Mathematical Immaturity

14.4 Exercises

• Let $F$ be the vector-valued function given by: \begin{align*} F(t) = \frac{2t}{1+t^2}\mathbf{i} + \frac{1-t^2}{1+t^2}\mathbf{j} + \mathbf{k} \end{align*} Prove that the angle between $F(t)$ and $F'(t)$ is constant, that is, independent of $t.$
• Recall from section 12.9 that the cosine of the angle between two vectors can be expressed in terms of their dot product and their norms: $$\text{cos}\ \theta = \frac{A \cdot B}{\|A\|\|B\|}$$Then, if the cosine of the angle between the two vectors is constant, this imples that the angle itself is constant.

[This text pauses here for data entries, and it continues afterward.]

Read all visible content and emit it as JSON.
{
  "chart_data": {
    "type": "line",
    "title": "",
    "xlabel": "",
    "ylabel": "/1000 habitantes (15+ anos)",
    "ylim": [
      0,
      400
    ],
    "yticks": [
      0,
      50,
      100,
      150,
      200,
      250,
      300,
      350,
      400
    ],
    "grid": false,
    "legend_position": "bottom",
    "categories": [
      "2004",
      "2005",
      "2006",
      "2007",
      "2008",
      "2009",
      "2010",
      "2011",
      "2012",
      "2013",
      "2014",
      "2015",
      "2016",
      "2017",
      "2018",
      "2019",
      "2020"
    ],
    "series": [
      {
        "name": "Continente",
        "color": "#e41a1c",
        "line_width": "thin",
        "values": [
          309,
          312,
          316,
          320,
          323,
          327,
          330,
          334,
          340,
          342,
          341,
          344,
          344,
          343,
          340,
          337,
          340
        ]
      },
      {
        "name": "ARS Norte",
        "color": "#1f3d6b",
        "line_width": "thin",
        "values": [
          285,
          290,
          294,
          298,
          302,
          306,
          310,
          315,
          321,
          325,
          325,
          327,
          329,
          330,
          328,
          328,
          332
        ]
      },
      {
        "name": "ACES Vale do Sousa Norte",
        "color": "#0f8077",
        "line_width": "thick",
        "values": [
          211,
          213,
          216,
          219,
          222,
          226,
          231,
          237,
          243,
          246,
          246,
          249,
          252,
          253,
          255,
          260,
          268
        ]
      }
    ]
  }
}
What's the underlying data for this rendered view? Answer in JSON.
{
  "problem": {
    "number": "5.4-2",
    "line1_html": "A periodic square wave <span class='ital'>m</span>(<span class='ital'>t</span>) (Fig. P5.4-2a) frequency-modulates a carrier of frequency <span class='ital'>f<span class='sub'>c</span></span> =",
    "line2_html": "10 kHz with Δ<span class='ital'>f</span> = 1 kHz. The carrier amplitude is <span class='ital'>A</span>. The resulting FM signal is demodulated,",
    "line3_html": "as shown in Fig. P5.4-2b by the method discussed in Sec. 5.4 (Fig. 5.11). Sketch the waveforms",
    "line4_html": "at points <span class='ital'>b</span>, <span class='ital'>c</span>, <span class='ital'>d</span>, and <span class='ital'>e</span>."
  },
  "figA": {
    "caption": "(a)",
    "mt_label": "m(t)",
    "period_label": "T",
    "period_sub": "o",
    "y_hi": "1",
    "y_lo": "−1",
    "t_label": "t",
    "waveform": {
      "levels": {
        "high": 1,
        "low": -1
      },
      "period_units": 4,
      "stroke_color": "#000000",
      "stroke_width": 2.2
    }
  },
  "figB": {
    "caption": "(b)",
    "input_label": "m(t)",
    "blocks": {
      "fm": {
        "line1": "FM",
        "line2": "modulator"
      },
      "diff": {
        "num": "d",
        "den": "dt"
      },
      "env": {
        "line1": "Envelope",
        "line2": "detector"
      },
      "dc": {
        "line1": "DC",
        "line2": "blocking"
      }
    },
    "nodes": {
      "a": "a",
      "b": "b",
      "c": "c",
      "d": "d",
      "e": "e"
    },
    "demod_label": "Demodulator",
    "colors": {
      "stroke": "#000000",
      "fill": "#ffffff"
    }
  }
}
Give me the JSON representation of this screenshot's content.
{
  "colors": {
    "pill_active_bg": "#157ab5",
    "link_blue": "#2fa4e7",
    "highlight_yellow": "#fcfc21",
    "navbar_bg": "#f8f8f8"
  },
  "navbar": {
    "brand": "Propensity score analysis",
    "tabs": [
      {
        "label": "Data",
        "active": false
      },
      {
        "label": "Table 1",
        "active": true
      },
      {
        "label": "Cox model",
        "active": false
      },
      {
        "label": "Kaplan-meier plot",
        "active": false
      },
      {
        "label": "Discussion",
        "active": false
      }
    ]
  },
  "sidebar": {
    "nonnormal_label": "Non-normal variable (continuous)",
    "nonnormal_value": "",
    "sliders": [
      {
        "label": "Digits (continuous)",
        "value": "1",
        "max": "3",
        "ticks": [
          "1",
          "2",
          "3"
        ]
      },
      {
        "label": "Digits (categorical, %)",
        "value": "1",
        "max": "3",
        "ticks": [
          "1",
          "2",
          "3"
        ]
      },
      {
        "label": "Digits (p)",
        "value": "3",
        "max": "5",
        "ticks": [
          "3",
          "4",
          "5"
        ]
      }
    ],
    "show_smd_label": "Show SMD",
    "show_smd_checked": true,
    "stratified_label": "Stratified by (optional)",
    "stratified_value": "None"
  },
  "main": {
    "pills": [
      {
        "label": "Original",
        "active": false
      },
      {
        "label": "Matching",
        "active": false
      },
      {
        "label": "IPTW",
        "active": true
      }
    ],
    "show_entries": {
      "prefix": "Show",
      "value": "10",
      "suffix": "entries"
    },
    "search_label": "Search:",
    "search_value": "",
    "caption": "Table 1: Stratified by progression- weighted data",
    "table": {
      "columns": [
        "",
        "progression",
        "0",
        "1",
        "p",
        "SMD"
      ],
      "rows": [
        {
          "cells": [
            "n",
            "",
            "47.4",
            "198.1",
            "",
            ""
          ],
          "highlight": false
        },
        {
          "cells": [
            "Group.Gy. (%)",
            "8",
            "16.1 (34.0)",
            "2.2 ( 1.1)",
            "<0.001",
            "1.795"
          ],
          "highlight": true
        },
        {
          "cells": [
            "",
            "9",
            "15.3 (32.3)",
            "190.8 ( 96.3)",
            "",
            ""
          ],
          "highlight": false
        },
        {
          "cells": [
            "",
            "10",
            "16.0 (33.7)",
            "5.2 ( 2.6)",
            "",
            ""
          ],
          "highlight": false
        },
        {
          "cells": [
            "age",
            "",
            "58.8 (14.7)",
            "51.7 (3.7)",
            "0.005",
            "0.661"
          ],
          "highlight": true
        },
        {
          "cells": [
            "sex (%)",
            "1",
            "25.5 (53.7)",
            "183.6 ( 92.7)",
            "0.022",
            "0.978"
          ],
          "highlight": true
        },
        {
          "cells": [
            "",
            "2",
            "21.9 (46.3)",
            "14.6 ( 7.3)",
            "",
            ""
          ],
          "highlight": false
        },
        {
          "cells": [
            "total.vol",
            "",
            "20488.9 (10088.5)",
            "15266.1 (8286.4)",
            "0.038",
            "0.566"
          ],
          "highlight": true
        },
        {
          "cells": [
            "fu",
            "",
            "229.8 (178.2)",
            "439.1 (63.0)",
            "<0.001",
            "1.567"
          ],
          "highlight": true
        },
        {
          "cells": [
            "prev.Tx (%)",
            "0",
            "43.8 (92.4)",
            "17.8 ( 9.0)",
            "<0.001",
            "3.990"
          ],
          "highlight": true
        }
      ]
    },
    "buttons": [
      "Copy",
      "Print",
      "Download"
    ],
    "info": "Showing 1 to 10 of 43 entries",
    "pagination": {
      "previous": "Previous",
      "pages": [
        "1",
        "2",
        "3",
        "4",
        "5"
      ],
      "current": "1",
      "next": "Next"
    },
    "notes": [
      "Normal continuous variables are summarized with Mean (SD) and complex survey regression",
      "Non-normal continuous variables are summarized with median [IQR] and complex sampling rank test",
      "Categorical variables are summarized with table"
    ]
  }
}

• First, we calculate $F'(t):$$$F'(t) = \left(\frac{2 - 2t^2}{(1 + t^2)^2}, \frac{-4t}{(1 + t^2)^2}, 0\right)$$Then, we calculate the dot product $F(t) \cdot F'(t):$$$F(t) \cdot F'(t) = \frac{4t(1 - t^2)}{(1 + t^2)^3} - \frac{4t(1 - t^2)}{(1 + t^2)^3} = 0$$But this means that the cosine of the angle between $F(t)$ and $F'(t)$ is constant. Thus, the angle between the two vectors must be constant, that is, independent of $t. \ \blacksquare$